Taking a capable dirt bike out to explore trails is excellent fun, especially if you do it with like-minded friends. However, there’s a special kind of joy that can only come from asking yourself, “if I’m having this good a time on a bike that’s built for this kind of riding, what can I do with a bike that was never meant to go here at all?” 

The answer to that question will clearly depend on your skills. Luckily for enduro rider Matt Spears, he’s been riding dirt and building his ability for years. If you’ve been on the moto Internet in the past few months, you’ve probably caught clips or even entire videos of a mid-2000s Honda Gold Wing off roading, with or without an enduro bike loaded up on the pillion seat. That was all Spears, even if you weren’t aware of it at the time. 

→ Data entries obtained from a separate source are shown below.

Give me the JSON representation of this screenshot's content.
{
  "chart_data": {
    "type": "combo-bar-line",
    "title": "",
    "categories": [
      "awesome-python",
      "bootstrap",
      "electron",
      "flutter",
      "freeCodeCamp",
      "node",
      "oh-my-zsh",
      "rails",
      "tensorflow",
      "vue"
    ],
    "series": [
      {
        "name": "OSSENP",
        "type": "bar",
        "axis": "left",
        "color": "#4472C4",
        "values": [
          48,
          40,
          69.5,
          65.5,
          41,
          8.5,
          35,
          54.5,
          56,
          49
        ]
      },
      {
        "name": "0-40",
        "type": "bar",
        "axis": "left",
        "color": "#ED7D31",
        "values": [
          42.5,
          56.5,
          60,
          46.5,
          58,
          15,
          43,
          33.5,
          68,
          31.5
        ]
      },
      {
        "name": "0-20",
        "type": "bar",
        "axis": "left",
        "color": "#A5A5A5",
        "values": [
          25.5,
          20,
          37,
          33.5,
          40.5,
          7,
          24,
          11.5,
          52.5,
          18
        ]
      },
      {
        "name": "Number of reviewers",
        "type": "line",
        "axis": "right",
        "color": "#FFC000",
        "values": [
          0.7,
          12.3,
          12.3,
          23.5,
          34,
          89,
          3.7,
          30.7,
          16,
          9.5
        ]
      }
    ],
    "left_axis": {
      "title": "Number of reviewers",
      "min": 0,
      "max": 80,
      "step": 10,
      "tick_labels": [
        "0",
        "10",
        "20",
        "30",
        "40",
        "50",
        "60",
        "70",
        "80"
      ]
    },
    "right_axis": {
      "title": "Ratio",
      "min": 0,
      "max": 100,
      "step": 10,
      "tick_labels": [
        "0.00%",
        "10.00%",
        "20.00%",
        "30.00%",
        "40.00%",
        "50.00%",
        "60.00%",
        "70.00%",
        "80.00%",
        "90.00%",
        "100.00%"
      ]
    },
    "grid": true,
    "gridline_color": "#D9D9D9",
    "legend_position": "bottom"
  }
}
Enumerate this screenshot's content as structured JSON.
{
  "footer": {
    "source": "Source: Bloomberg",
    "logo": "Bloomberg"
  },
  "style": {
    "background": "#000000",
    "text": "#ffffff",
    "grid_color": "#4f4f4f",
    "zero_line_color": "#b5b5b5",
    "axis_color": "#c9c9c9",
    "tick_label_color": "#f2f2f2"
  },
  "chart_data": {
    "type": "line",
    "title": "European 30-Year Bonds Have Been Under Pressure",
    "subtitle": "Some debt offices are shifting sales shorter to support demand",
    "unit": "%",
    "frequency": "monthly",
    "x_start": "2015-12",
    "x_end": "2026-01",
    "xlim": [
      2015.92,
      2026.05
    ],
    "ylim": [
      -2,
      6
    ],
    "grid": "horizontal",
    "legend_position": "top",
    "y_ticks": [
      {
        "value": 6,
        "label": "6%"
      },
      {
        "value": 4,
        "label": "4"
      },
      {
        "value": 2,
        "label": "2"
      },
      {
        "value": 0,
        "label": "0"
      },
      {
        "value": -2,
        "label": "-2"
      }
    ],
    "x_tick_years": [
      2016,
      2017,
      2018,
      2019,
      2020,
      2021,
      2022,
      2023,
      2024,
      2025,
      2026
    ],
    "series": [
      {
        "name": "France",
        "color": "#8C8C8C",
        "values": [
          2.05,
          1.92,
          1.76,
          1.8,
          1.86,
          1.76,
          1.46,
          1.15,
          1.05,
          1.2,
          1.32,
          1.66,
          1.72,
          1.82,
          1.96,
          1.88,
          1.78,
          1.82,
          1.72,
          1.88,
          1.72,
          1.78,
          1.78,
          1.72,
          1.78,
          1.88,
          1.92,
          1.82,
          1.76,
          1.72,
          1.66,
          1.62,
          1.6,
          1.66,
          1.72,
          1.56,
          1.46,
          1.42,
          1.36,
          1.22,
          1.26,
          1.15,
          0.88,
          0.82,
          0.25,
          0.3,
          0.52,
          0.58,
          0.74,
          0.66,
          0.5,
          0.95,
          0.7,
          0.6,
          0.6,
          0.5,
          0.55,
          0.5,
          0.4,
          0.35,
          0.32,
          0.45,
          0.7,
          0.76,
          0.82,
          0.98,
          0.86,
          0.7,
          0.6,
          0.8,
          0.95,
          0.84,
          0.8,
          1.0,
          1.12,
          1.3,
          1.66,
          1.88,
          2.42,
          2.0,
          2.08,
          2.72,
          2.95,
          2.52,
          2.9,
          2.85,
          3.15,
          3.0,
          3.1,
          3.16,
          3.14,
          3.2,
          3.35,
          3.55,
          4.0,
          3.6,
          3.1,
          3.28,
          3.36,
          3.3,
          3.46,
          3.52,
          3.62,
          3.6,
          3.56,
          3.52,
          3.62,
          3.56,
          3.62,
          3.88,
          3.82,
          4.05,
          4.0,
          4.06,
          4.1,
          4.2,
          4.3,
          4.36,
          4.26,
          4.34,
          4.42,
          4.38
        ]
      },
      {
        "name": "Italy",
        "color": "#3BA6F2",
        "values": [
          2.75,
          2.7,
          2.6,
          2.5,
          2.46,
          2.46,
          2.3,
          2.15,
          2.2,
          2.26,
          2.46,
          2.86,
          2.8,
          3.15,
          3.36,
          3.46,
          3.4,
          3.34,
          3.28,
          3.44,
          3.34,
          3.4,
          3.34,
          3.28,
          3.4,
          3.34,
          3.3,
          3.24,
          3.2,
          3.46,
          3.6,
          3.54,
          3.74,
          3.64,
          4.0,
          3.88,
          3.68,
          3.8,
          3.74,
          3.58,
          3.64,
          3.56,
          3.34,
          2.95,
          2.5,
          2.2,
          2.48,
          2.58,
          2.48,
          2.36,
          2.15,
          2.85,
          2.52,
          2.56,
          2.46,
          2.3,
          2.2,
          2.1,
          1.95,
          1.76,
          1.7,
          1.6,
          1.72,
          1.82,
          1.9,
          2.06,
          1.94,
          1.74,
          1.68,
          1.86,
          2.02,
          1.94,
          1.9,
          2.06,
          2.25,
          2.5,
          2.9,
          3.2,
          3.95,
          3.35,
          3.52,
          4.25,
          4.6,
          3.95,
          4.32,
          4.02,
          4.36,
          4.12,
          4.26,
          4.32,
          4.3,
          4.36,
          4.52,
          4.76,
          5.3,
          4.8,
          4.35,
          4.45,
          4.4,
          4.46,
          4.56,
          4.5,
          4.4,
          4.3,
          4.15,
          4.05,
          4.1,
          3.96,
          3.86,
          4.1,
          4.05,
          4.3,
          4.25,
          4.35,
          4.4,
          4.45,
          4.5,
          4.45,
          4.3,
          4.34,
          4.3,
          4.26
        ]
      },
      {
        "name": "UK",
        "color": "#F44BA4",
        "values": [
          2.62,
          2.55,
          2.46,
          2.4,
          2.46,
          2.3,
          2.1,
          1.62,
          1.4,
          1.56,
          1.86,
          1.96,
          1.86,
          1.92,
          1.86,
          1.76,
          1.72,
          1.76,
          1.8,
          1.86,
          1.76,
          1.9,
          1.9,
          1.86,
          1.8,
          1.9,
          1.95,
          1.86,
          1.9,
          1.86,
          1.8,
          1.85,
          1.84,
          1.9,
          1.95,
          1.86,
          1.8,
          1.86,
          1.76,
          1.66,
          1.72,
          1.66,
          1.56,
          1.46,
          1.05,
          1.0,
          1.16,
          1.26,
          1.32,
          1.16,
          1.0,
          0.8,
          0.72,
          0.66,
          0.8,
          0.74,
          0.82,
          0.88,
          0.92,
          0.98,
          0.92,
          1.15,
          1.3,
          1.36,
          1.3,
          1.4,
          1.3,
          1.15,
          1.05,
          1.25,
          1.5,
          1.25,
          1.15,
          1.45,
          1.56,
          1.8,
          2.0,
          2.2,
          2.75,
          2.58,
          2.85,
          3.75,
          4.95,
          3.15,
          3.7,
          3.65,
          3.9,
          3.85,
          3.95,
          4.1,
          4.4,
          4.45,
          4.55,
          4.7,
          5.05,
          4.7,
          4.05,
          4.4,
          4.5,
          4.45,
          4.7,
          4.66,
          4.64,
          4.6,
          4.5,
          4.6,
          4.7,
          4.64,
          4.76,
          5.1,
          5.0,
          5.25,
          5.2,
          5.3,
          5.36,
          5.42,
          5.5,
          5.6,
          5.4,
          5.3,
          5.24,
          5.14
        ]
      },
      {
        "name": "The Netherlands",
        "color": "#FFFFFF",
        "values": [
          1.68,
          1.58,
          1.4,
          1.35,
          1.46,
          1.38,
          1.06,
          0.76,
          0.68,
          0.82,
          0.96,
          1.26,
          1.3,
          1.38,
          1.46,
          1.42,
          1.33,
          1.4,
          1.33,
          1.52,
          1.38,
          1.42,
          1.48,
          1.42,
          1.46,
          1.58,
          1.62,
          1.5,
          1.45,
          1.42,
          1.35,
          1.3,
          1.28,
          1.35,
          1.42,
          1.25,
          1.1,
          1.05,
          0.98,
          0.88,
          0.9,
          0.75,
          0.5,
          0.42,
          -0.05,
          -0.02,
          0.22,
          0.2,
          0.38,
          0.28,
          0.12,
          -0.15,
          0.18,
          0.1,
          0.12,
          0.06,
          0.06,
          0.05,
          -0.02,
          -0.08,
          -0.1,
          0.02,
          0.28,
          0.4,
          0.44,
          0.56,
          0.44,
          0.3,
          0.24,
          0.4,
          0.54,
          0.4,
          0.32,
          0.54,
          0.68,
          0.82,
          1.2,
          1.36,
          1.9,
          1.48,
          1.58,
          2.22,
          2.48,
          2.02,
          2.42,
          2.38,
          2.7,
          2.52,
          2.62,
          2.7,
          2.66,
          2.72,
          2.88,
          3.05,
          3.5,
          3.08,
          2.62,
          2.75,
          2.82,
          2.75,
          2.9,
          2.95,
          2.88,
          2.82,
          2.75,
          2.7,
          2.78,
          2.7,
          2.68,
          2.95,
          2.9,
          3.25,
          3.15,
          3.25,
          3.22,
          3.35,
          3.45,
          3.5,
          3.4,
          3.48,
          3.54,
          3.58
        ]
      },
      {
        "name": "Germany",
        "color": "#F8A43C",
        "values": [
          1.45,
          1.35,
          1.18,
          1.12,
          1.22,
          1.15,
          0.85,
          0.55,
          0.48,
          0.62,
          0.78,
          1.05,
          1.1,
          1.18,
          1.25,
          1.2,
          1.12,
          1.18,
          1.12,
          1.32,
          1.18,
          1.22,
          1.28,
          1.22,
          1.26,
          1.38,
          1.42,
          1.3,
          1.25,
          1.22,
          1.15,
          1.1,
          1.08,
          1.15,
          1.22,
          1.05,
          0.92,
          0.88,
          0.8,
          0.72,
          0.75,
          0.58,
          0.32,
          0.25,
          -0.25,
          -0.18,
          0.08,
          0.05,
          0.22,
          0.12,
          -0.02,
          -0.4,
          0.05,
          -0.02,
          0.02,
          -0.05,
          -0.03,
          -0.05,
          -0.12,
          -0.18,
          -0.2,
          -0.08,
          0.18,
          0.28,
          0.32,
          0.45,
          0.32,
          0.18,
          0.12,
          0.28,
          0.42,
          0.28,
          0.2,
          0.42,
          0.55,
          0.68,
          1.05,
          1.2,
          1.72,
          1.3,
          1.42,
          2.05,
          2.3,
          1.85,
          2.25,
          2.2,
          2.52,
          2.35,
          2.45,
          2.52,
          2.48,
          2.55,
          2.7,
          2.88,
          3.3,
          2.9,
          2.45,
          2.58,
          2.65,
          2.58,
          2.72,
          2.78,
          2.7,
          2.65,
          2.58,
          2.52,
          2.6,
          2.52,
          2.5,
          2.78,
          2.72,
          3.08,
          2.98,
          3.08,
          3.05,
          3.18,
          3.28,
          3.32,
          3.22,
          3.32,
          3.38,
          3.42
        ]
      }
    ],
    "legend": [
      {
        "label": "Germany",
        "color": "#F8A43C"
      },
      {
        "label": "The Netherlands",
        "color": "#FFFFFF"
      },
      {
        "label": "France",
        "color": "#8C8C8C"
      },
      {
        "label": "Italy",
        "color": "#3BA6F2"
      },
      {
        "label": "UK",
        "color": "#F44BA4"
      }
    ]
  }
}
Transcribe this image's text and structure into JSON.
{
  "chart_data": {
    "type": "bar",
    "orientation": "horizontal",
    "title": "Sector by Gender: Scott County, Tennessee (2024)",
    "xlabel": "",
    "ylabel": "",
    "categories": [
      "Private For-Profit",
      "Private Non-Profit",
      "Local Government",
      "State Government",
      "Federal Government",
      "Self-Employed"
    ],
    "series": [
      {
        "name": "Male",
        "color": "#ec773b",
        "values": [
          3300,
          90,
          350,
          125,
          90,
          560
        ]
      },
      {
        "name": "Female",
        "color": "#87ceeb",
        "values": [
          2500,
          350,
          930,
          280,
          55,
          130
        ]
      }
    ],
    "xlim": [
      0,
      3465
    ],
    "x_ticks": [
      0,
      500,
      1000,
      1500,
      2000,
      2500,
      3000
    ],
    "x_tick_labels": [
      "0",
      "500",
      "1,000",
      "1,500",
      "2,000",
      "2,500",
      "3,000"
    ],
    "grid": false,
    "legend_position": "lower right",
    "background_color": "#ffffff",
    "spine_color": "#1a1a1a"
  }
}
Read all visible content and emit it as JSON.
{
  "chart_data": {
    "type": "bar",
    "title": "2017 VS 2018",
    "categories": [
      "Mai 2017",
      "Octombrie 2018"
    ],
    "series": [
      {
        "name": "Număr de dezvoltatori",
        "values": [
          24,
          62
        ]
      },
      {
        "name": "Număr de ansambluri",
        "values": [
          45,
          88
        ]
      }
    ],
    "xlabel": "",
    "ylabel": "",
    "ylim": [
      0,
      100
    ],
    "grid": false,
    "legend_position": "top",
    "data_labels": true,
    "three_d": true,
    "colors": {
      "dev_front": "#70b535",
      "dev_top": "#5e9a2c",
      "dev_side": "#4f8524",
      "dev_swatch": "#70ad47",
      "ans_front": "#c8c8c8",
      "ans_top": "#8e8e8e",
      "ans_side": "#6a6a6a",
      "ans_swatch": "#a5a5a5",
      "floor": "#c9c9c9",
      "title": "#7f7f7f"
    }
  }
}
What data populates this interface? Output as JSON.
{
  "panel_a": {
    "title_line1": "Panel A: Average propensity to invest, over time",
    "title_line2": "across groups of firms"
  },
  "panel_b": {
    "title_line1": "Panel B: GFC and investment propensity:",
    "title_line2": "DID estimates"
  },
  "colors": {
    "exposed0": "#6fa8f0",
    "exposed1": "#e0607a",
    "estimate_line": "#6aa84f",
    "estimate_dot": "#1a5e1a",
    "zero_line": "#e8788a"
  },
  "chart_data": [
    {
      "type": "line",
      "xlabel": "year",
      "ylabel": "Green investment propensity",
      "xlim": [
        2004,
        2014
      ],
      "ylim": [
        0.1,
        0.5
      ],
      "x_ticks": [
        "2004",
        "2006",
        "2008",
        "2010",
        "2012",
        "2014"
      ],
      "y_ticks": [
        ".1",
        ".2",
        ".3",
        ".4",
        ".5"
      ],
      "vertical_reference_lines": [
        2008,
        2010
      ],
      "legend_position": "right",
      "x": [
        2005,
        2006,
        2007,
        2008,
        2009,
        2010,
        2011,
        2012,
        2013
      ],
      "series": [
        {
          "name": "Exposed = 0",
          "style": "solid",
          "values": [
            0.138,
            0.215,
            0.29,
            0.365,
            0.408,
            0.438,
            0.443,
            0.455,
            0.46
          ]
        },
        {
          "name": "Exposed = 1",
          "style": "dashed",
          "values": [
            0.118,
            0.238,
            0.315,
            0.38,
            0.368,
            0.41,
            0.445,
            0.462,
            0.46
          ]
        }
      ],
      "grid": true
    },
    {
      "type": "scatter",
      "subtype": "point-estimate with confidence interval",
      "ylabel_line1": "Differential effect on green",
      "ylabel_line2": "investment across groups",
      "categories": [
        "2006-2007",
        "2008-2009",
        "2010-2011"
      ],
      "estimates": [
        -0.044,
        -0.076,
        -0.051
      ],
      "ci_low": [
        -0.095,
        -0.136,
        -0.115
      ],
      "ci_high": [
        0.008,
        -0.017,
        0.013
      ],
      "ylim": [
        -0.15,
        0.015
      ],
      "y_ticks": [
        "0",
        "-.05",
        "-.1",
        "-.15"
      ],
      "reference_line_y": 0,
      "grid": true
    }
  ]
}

Piggy, which is what he’s named the ‘Wing, is currently waiting on some parts after that massive cartwheel down a hill, a couple of videos back. Once Piggy is back together, Spears says, he plans to do plenty more with that bike. This build will feature bulked up protection so that Piggy is better able to handle all the challenges headed its way—but those are future videos that Spears has planned. 

When your bike is in the shop, obviously you need something else to ride. That’s exactly why Spears picked up a 2nd Gen Suzuki Hayabusa. It’s specifically a 2009 bike, which is the second year of the 2nd Gen machines. The bike he’s picked up is stock, including a pair of street tires that have clearly been used (they’re not bad, but they’re also not new).  

2009 Suzuki Hayabusa Specs 

Just for informational purposes, here are the stock specs on a 2009 Suzuki Hayabusa. It came with a sweet liquid cooled, 1,340cc inline four-cylinder engine with bore and stroke of 81.0mm by 65.0mm. Stock power figures quoted by Suzuki are 145 kilowatts (or 194.4 horsepower) at 9,500 rpm and 155 newton-meters (or 114.3 pound-feet) of torque at 7,200 rpm. It came with a six-speed gearbox. 

Suspension, since you can’t see much under all that bodywork, is a fully adjustable upside down telescopic front fork with a fully adjustable link-type coil spring rear suspension. Wheelbase is 1,485mm, or 58.5 inches. Suzuki also listed a dry weight figure of 220 kilograms (or 485 pounds), because everyone likes to drain all the fluids out of their bike before weighing it, just for giggles. 

Wheels are a pair of street standard 17-inch cast aluminum alloy units, and the 2009 ‘Busa came with a set of radially mounted four-piston brake calipers with 310mm brake discs up front and a single one-piston caliper and 260mm disc in the rear. Ground clearance (and this is crucial) is 120mm, or 4.7 inches. Remember that. 

Taking that Falcon to the Trails 

It’s a stock 2009 Hayabusa that Spears takes to the trails in this video. He talks about the plans he has for this bike, and says that he’s hoping to avoid any major, super damaging offs with it because he wants to gauge what it can do and modify it appropriately to have some more off-road fun with it in the future. 

First up is a fire road—and even on street tires, it’s clear that Spears’ skills are serious. The rear end steps out on a surface that’s more slippery than those tires were made for, but it’s always clearly in the rider’s control. The rider even manages small jumps in a way that makes it almost look easy—at least, viewing it from the comfort of a computer screen.  

Since the ‘Busa does so well on that fire road, Spears decides that a slightly more difficult four-wheeler trail is next. Unfortunately, it’s there that he runs into a ride-ending problem.

Remember the ground clearance of the 2009 Hayabusa? That’s part of it—as are the combined facts that the oil drain plug is on the bottom of the engine case, and that this bike also has zero protection or preparation installed for doing any type of off-road riding. Have you ever seen someone scrape the life out of a low-slung supercar while exiting a Taco Bell drive-thru and trying to turn onto the street? You get the idea.

Anyway, after inadvertently flushing all the old oil from the ‘Busa, it’s up to Spears and his riding buddy to get it turned around and recovered to the truck so it can go home and get repairs and off-road protection upgrades. Amazingly, the bike coasts remarkably well, as you’ll see in the last few minutes of this video. Although it wasn’t how they wanted the day to go, it’s still impressive in a different way—and they seem to take it in stride.